PCS hopes the coming ballot will strengthen its position in negotiations with the government on lifting the 1% public sector pay cap for government workers.
The union made the decision to ballot members at its annual conference in Brighton last week.
Moving the motion, PCS general secretary Mark Serwotka said it was time for the PCS to take action without waiting for other public sector unions to join in.
“We have tried for years to persuade other unions to take action with us and we haven’t been successful,” he said.
“Do we stand and wait for them to change their minds or do we seize the moment now?”
The 1% cap has been in place since 2012, and it followed a two-year pay freeze across the public sector. The Treasury has indicated that the cap will be lifted and cap-busting rises have been offered to police officers (2%) and prison officers (1.7%).

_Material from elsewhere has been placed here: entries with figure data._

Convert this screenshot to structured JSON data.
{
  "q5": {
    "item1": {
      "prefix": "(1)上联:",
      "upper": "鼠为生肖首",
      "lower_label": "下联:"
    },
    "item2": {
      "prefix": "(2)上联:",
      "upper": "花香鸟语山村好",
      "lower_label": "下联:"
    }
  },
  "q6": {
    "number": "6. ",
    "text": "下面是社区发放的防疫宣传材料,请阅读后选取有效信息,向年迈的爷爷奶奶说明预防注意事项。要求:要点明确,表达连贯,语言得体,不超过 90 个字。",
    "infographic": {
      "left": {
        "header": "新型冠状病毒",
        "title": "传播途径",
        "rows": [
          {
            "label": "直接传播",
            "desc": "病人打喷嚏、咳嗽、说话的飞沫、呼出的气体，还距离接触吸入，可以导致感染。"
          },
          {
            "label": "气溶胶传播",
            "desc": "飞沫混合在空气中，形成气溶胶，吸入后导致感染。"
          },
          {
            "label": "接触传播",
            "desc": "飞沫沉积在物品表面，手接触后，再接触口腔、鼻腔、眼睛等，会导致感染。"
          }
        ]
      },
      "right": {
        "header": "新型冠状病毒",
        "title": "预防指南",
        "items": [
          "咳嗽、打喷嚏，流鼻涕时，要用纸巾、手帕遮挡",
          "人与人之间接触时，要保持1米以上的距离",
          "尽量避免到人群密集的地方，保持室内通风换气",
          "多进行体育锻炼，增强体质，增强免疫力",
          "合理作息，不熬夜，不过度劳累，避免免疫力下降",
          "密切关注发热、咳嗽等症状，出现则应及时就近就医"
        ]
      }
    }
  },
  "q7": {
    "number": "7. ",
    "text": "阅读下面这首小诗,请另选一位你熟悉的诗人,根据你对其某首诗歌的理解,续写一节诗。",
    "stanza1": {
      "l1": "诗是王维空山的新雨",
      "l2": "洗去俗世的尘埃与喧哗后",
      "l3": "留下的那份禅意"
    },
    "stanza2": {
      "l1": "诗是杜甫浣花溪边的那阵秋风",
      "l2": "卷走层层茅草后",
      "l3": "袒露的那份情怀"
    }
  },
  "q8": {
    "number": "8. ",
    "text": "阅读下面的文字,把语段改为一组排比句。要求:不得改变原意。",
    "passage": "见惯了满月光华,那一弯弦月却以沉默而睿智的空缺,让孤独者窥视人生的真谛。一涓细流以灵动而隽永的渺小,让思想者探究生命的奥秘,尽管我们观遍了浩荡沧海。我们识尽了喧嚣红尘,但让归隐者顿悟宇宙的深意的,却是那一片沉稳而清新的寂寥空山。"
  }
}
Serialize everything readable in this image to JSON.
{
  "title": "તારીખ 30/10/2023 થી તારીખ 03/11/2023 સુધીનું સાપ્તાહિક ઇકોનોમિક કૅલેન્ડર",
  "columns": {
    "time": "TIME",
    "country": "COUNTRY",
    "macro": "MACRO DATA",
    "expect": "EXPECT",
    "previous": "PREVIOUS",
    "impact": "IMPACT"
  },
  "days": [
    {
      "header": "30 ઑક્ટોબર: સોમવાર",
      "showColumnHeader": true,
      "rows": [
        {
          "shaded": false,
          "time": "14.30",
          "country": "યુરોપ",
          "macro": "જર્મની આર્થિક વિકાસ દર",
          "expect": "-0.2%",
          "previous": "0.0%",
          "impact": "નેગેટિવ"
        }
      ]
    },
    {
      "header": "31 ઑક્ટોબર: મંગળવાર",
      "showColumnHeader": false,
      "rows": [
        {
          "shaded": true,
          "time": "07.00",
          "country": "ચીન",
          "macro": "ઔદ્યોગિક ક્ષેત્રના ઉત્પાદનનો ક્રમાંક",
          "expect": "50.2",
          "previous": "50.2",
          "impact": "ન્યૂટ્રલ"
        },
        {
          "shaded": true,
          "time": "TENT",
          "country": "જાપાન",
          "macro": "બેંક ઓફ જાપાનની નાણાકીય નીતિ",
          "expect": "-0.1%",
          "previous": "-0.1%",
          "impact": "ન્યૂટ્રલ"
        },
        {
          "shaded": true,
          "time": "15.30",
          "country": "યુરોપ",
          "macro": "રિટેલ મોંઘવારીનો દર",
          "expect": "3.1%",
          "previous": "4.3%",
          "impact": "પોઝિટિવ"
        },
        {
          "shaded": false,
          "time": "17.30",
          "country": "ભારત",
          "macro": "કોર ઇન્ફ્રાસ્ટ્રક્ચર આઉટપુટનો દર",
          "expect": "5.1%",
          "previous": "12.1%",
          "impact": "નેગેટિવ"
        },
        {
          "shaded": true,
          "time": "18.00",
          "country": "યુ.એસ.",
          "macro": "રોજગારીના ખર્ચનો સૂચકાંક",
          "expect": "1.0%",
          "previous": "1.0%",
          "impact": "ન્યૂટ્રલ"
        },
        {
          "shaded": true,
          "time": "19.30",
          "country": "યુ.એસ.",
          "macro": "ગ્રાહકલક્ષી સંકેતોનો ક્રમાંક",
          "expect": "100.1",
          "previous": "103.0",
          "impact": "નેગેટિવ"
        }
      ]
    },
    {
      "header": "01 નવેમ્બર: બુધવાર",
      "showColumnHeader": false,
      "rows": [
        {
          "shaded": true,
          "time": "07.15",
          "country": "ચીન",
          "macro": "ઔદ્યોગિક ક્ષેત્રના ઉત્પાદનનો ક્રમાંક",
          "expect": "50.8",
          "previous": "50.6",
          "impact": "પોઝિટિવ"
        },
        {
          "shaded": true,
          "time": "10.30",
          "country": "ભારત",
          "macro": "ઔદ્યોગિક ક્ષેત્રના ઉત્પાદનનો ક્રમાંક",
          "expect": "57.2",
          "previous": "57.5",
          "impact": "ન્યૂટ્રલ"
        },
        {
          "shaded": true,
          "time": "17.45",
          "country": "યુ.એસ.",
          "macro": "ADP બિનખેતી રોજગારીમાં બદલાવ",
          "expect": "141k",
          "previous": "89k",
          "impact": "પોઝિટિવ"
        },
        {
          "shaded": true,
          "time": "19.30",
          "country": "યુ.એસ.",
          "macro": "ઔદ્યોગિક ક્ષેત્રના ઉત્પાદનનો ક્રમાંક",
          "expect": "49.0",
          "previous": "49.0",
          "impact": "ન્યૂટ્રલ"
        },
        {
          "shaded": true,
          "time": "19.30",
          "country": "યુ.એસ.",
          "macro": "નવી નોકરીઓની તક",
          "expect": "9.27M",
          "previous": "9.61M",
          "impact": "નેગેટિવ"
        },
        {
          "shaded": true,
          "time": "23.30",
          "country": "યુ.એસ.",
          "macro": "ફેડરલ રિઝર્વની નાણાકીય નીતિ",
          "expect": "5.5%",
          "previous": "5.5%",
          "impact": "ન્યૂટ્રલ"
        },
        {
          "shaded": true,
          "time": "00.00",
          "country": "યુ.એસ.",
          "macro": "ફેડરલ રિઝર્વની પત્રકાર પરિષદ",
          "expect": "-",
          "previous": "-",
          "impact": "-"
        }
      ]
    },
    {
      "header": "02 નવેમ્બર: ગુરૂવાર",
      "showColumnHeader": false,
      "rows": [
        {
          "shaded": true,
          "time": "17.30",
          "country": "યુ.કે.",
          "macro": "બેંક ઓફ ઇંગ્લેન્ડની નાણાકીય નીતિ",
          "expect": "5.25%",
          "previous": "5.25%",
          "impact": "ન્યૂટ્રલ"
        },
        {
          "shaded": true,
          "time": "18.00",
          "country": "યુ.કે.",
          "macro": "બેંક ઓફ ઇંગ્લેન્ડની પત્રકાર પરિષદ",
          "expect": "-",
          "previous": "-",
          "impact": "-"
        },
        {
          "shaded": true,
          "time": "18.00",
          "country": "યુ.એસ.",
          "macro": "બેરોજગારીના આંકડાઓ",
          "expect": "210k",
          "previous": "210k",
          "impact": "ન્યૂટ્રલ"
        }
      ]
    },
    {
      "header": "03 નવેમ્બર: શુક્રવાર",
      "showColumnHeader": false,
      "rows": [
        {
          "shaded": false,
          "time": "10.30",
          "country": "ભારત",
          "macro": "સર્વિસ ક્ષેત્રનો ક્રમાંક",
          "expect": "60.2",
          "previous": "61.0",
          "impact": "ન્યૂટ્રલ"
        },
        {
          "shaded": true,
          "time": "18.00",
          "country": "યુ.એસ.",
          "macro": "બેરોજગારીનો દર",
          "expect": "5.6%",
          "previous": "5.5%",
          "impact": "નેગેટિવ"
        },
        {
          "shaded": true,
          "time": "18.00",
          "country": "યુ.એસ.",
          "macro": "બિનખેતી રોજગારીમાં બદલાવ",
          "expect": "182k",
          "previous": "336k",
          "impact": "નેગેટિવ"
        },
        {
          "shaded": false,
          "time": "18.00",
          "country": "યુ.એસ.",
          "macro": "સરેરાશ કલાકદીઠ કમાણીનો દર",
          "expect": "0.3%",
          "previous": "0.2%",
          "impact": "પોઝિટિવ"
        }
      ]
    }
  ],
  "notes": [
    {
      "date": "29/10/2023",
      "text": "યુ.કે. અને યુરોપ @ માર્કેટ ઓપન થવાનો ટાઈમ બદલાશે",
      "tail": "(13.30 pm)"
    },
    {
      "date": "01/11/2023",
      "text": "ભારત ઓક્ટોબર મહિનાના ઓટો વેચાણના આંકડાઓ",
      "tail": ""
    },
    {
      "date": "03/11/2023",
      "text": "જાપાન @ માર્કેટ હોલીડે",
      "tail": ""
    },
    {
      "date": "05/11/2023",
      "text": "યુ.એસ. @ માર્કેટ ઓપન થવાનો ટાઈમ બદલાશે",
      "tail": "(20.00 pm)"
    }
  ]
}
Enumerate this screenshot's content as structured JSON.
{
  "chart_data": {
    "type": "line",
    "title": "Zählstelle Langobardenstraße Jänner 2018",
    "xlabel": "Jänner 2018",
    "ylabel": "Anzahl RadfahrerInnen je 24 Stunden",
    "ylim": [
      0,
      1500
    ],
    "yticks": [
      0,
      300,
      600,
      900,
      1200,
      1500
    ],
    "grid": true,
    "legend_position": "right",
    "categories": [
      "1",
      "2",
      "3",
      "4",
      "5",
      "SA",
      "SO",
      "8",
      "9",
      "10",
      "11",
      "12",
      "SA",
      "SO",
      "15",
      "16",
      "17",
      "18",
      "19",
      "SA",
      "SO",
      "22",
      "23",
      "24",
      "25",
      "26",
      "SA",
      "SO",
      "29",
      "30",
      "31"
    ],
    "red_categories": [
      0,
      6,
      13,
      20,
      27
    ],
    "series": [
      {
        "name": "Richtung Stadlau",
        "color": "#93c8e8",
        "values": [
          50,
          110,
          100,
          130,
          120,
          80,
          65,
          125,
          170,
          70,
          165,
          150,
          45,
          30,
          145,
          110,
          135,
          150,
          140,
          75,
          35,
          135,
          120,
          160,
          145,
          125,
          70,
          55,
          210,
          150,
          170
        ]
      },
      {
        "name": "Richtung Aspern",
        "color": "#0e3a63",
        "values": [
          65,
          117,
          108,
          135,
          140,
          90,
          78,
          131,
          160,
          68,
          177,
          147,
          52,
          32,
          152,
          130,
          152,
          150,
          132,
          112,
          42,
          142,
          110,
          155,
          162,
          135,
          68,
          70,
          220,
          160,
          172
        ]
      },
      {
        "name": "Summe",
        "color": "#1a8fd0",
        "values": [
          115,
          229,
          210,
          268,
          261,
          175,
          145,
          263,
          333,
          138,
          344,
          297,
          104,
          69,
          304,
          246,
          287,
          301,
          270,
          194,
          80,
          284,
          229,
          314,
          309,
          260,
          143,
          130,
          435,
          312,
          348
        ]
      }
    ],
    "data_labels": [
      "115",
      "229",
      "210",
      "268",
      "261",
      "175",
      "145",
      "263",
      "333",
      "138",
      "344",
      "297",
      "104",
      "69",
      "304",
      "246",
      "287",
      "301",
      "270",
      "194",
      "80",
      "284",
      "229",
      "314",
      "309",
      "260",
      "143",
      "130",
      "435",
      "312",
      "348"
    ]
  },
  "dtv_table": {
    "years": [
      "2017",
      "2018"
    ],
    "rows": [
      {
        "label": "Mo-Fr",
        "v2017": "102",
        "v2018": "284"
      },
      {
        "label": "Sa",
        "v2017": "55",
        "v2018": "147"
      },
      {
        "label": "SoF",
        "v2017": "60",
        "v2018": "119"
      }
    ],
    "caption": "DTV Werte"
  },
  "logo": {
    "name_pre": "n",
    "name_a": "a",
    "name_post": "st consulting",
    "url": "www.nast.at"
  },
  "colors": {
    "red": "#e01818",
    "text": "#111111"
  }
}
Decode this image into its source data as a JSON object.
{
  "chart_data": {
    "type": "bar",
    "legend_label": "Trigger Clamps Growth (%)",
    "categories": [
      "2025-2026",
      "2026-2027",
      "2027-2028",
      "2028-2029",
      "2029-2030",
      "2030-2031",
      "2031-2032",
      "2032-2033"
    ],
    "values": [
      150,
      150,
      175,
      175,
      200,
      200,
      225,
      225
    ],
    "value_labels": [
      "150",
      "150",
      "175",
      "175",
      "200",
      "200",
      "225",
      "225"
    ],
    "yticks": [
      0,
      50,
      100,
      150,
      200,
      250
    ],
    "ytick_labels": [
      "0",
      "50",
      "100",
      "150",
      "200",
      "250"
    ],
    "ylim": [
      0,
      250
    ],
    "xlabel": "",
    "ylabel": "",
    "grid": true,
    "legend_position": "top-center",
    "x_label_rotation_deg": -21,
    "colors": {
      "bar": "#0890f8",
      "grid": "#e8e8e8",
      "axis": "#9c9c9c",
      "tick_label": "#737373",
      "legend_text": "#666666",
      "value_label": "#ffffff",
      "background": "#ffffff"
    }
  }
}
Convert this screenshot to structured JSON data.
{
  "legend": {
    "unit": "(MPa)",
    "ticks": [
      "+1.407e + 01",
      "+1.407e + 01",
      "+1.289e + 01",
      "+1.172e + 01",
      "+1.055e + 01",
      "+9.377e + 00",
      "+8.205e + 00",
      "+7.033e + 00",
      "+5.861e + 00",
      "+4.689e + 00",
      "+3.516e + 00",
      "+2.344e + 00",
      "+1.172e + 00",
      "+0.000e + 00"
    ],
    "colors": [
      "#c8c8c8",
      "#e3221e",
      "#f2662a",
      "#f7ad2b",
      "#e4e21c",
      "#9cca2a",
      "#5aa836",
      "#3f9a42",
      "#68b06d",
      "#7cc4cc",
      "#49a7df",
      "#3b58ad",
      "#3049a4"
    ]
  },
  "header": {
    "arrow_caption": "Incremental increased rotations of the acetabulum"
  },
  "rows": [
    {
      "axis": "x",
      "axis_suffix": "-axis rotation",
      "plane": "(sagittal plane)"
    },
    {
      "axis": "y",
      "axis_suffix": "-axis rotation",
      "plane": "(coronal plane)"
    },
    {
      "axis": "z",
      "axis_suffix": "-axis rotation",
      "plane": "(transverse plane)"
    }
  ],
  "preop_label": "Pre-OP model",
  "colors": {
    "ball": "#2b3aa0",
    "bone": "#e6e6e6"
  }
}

NHS staff have been handed a 6.5% increase over three years, with additional funding, in return for improvements in productivity.
Civil servants working for the Scottish Government have been offered at least a 4% pay rise for the majority of staff—and 12% for some. Discussions on government pay between the Cabinet Office and trade unions in Westminster are ongoing.
PCS said a vote in favour could see 150,000 staff in the civil service and related areas walk out this summer, possibly for “sustained strike action”.
PCS general secretary Mark Serwotka said: “Our members deserve a fair pay rise to make up for years of pay restraint. But we have been told there is only 1% in the budget for pay unlike other parts of the public sector. This is a disgraceful way for the government to treat its own workforce.
“Theresa May should be under no illusion. If her ministers do not fully fund a fair pay increase, we will be consulting our members on serious sustained strike action”.
The conference also overwhelmingly passed a motion saying the union should “be clear to members and employers that action will not be stayed for mere talks.”
Now the fight is on to win an emphatic yes vote in the strike ballot—and a turnout that beats the 50 percent Tory imposed threshold.